23 September 2020
The challenge of predicting life’s paths
Published online 3 April 2020
A mass collaboration of international researchers demonstrates the pitfalls of using machine learning to predict the lives that individuals may lead.
The ability to predict an individual’s life course from an early age and thus identify families who may need support is an appealing concept for social scientists and policymakers. However, a large-scale study has suggested there will always be practical limits to how accurately life trajectories can be predicted.
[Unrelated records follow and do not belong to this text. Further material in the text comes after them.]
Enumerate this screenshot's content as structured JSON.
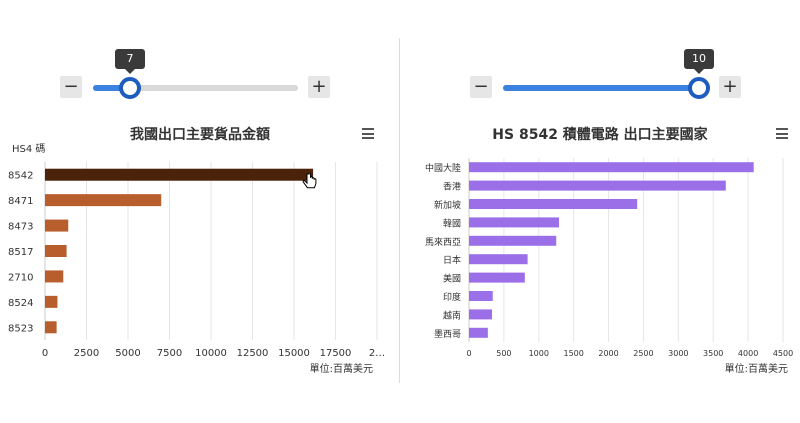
{
  "left": {
    "slider": {
      "value": "7",
      "minus": "−",
      "plus": "+"
    },
    "title": "我國出口主要貨品金額",
    "menu_icon": "hamburger-menu-icon",
    "chart_data": {
      "type": "bar",
      "orientation": "horizontal",
      "title": "我國出口主要貨品金額",
      "category_axis_title": "HS4 碼",
      "categories": [
        "8542",
        "8471",
        "8473",
        "8517",
        "2710",
        "8524",
        "8523"
      ],
      "values": [
        16150,
        7000,
        1400,
        1300,
        1100,
        750,
        700
      ],
      "colors": [
        "#4a230a",
        "#b85e2c",
        "#b85e2c",
        "#b85e2c",
        "#b85e2c",
        "#b85e2c",
        "#b85e2c"
      ],
      "x_ticks": [
        "0",
        "2500",
        "5000",
        "7500",
        "10000",
        "12500",
        "15000",
        "17500",
        "2…"
      ],
      "xlim": [
        0,
        20000
      ],
      "unit_note": "單位:百萬美元",
      "grid": true
    }
  },
  "right": {
    "slider": {
      "value": "10",
      "minus": "−",
      "plus": "+"
    },
    "title": "HS 8542 積體電路 出口主要國家",
    "menu_icon": "hamburger-menu-icon",
    "chart_data": {
      "type": "bar",
      "orientation": "horizontal",
      "title": "HS 8542 積體電路 出口主要國家",
      "categories": [
        "中國大陸",
        "香港",
        "新加坡",
        "韓國",
        "馬來西亞",
        "日本",
        "美國",
        "印度",
        "越南",
        "墨西哥"
      ],
      "values": [
        4080,
        3680,
        2410,
        1290,
        1250,
        840,
        800,
        340,
        330,
        270
      ],
      "color": "#9b6fe8",
      "x_ticks": [
        "0",
        "500",
        "1000",
        "1500",
        "2000",
        "2500",
        "3000",
        "3500",
        "4000",
        "4500"
      ],
      "xlim": [
        0,
        4500
      ],
      "unit_note": "單位:百萬美元",
      "grid": true
    }
  }
}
To explore the viability of models used to predict life trajectories, Matthew Salganik and Sara McLanahan at Princeton University, USA and co-workers used a research design known as the common task method. They gave 160 international research teams the same task: to develop and run models for predicting what will happen to a large group of young people and their families by the time they turn 15, such as school performance or parental unemployment.
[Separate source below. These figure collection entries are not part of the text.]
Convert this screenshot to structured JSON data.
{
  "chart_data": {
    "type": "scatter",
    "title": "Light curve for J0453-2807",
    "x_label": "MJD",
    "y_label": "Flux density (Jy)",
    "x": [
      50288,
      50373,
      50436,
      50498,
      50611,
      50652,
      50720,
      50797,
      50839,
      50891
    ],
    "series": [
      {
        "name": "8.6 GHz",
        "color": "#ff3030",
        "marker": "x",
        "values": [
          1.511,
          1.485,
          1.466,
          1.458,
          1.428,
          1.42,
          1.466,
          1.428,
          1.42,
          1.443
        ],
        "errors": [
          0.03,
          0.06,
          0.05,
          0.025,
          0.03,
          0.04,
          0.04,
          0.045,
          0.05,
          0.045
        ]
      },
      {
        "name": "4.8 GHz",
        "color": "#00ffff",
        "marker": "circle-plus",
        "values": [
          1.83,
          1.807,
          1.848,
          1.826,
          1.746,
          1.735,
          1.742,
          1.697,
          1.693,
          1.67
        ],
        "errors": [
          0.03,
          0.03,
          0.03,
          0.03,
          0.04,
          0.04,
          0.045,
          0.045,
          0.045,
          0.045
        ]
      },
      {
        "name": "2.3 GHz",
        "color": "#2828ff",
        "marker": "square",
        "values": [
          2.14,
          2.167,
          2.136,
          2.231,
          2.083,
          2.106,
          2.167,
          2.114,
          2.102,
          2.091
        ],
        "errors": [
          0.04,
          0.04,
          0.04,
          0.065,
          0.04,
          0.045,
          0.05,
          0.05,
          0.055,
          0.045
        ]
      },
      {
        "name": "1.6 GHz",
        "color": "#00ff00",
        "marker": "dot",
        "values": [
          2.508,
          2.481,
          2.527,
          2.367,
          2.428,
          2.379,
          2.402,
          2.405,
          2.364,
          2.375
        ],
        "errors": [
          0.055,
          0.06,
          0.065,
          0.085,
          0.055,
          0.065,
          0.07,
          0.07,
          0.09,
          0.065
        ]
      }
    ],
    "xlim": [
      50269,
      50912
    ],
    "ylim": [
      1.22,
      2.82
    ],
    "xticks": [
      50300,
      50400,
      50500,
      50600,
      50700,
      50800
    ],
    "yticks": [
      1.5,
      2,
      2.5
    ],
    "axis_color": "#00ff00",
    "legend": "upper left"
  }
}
The teams were given the actual outcomes of half the group to train their models and had to predict the outcomes for the other half. All data came from the longitudinal Fragile Families and Wellbeing Study, which followed children from 4,242 American families throughout their first 15 years.
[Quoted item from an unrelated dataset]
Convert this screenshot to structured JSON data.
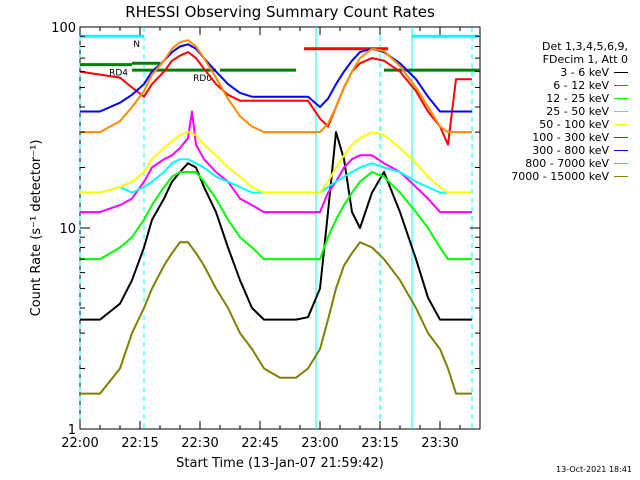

The results, which included outputs from models built by researchers in Saudi Arabia and the UAE, suggest that even the most sophisticated models cannot replicate the wide variability in such a rich and complex dataset.
“Even with these data and complex machine learning, researchers were unable to make accurate predictions of life outcomes,” says Salganik. “In practice, policymakers should not assume that complex models will automatically produce accurate predictions about an individual’s future.”
Salganik hopes that the study will inspire other mass collaborations using longitudinal survey data in social science.
Salganik, M.J. et al. Measuring the predictability of life outcomes with a scientific mass collaboration. PNAS http://dx.doi.org/10.1073/pnas.1915006117 (2020).